Vertigini rotatorie violente e imprevedibili, ripetitive e incontrollabili, sordità neurosensoriale, acufeni, senso di ovattamento e instabilità. Questo è ciò che vivono ogni giorno i pazienti affetti dalla Sindrome di Ménière, da cui oggi non esiste possibilità di guarigione. Malati che forse, mercoledì prossimo, troveranno risposta ai loro diritti grazie alla presentazione del Progetto di Legge ‘Norme per il riconoscimento della sindrome di Ménière come malattia cronica e invalidante’, che vede l’onorevole Michela Rostan, vicepresidente della Commissione Affari sociali prima firmataria. Insieme a lei Nadia Gaggioli, presidente dell’Associazione Malati Menière Insieme Odvonlus, Bologna, Mauro Tronti, vicepresidente dell’Associazione Malati Menière Insieme Odvonlus, Roma e Giuseppe Attanasio, PhD, Specialista in Otorinolaringoiatria, Dipartimento Assistenziale Integrato Testa-Collo, Azienda Ospedaliero-Universitaria Policlinico Umberto I di Roma.

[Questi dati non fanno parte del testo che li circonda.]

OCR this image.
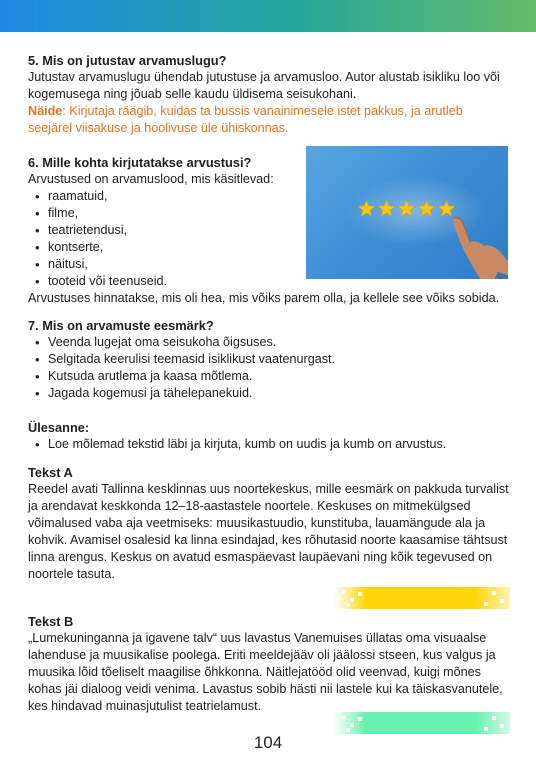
5. Mis on jutustav arvamuslugu?

Jutustav arvamuslugu ühendab jutustuse ja arvamusloo. Autor alustab isikliku loo või kogemusega ning jõuab selle kaudu üldisema seisukohani.

Näide: Kirjutaja räägib, kuidas ta bussis vanainimesele istet pakkus, ja arutleb seejärel viisakuse ja hoolivuse üle ühiskonnas.

6. Mille kohta kirjutatakse arvustusi?

Arvustused on arvamuslood, mis käsitlevad:

• raamatuid,
• filme,
• teatrietendusi,
• kontserte,
• näitusi,
• tooteid või teenuseid.

Arvustuses hinnatakse, mis oli hea, mis võiks parem olla, ja kellele see võiks sobida.

7. Mis on arvamuste eesmärk?

• Veenda lugejat oma seisukoha õigsuses.
• Selgitada keerulisi teemasid isiklikust vaatenurgast.
• Kutsuda arutlema ja kaasa mõtlema.
• Jagada kogemusi ja tähelepanekuid.

Ülesanne:

• Loe mõlemad tekstid läbi ja kirjuta, kumb on uudis ja kumb on arvustus.

Tekst A

Reedel avati Tallinna kesklinnas uus noortekeskus, mille eesmärk on pakkuda turvalist ja arendavat keskkonda 12–18-aastastele noortele. Keskuses on mitmekülgsed võimalused vaba aja veetmiseks: muusikastuudio, kunstituba, lauamängude ala ja kohvik. Avamisel osalesid ka linna esindajad, kes rõhutasid noorte kaasamise tähtsust linna arengus. Keskus on avatud esmaspäevast laupäevani ning kõik tegevused on noortele tasuta.

Tekst B

„Lumekuninganna ja igavene talv“ uus lavastus Vanemuises üllatas oma visuaalse lahenduse ja muusikalise poolega. Eriti meeldejääv oli jäälossi stseen, kus valgus ja muusika lõid tõeliselt maagilise õhkkonna. Näitlejatööd olid veenvad, kuigi mõnes kohas jäi dialoog veidi venima. Lavastus sobib hästi nii lastele kui ka täiskasvanutele, kes hindavad muinasjutulist teatrielamust.

104
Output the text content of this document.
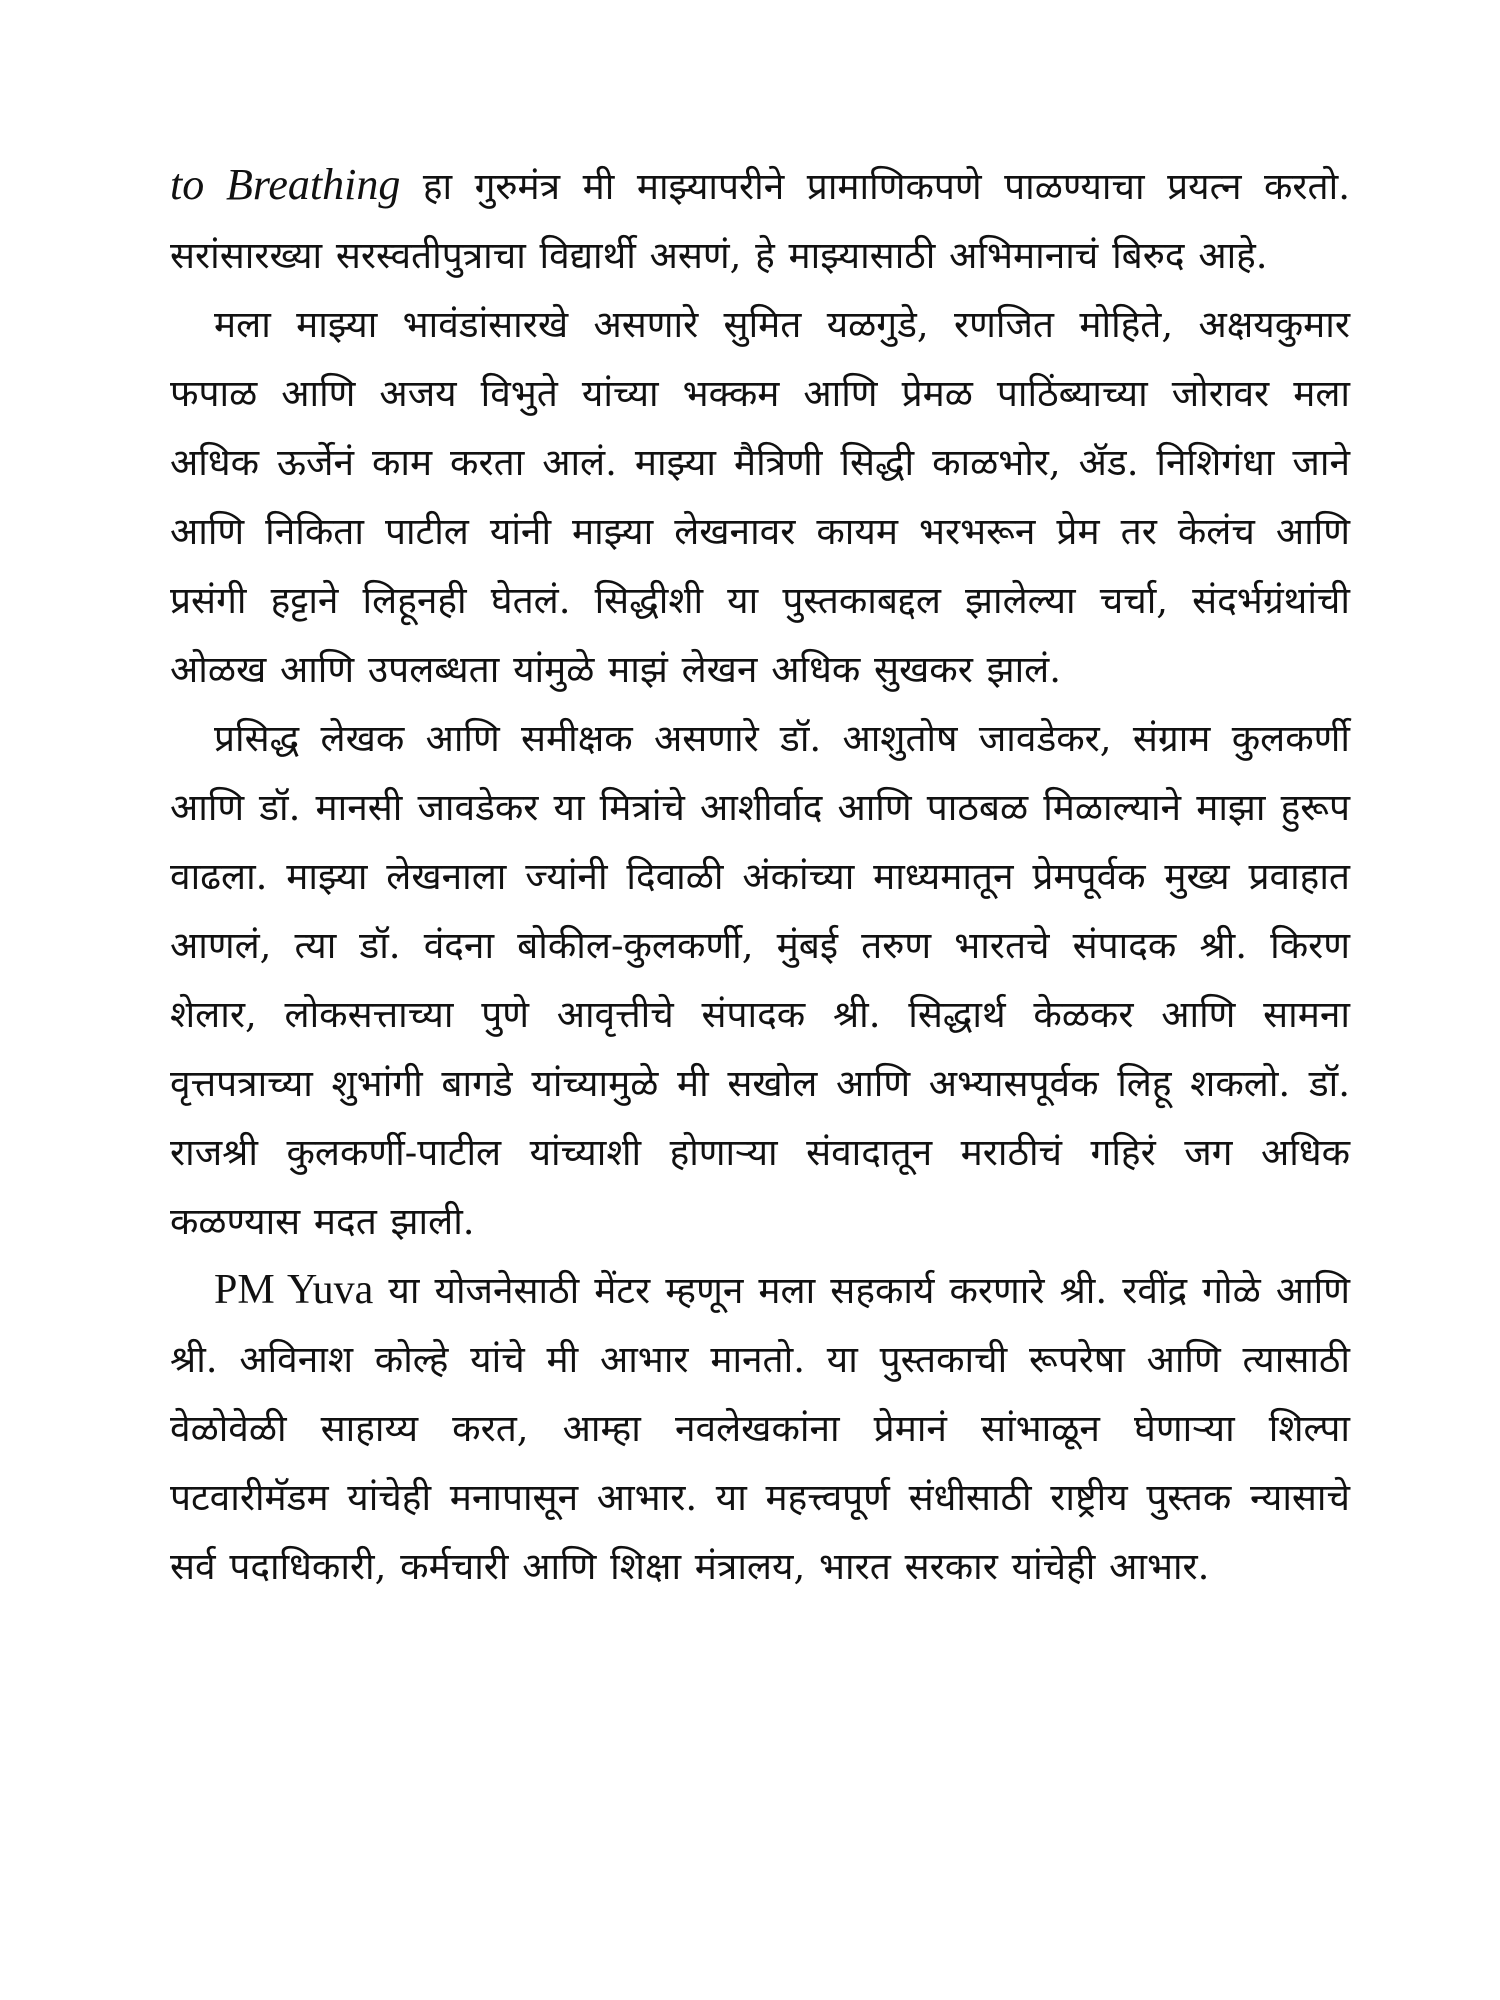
to Breathing हा गुरुमंत्र मी माझ्यापरीने प्रामाणिकपणे पाळण्याचा प्रयत्न करतो. सरांसारख्या सरस्वतीपुत्राचा विद्यार्थी असणं, हे माझ्यासाठी अभिमानाचं बिरुद आहे.

मला माझ्या भावंडांसारखे असणारे सुमित यळगुडे, रणजित मोहिते, अक्षयकुमार फपाळ आणि अजय विभुते यांच्या भक्कम आणि प्रेमळ पाठिंब्याच्या जोरावर मला अधिक ऊर्जेनं काम करता आलं. माझ्या मैत्रिणी सिद्धी काळभोर, ॲड. निशिगंधा जाने आणि निकिता पाटील यांनी माझ्या लेखनावर कायम भरभरून प्रेम तर केलंच आणि प्रसंगी हट्टाने लिहूनही घेतलं. सिद्धीशी या पुस्तकाबद्दल झालेल्या चर्चा, संदर्भग्रंथांची ओळख आणि उपलब्धता यांमुळे माझं लेखन अधिक सुखकर झालं.

प्रसिद्ध लेखक आणि समीक्षक असणारे डॉ. आशुतोष जावडेकर, संग्राम कुलकर्णी आणि डॉ. मानसी जावडेकर या मित्रांचे आशीर्वाद आणि पाठबळ मिळाल्याने माझा हुरूप वाढला. माझ्या लेखनाला ज्यांनी दिवाळी अंकांच्या माध्यमातून प्रेमपूर्वक मुख्य प्रवाहात आणलं, त्या डॉ. वंदना बोकील-कुलकर्णी, मुंबई तरुण भारतचे संपादक श्री. किरण शेलार, लोकसत्ताच्या पुणे आवृत्तीचे संपादक श्री. सिद्धार्थ केळकर आणि सामना वृत्तपत्राच्या शुभांगी बागडे यांच्यामुळे मी सखोल आणि अभ्यासपूर्वक लिहू शकलो. डॉ. राजश्री कुलकर्णी-पाटील यांच्याशी होणाऱ्या संवादातून मराठीचं गहिरं जग अधिक कळण्यास मदत झाली.

PM Yuva या योजनेसाठी मेंटर म्हणून मला सहकार्य करणारे श्री. रवींद्र गोळे आणि श्री. अविनाश कोल्हे यांचे मी आभार मानतो. या पुस्तकाची रूपरेषा आणि त्यासाठी वेळोवेळी साहाय्य करत, आम्हा नवलेखकांना प्रेमानं सांभाळून घेणाऱ्या शिल्पा पटवारीमॅडम यांचेही मनापासून आभार. या महत्त्वपूर्ण संधीसाठी राष्ट्रीय पुस्तक न्यासाचे सर्व पदाधिकारी, कर्मचारी आणि शिक्षा मंत्रालय, भारत सरकार यांचेही आभार.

“Esistono terapie innovative: come ‘Associazione Malati Menière Insieme Odvonlus’ ci avvaliamo, sull’intero territorio nazionale, di specialisti che indichiamo ai pazienti per ottenere cure quanto più personalizzate”, spiega all’agenzia Dire (www.dire.it) Mauro Tronti, vicepresidente dell’Associazione Malati Menière Insieme Odvonlus.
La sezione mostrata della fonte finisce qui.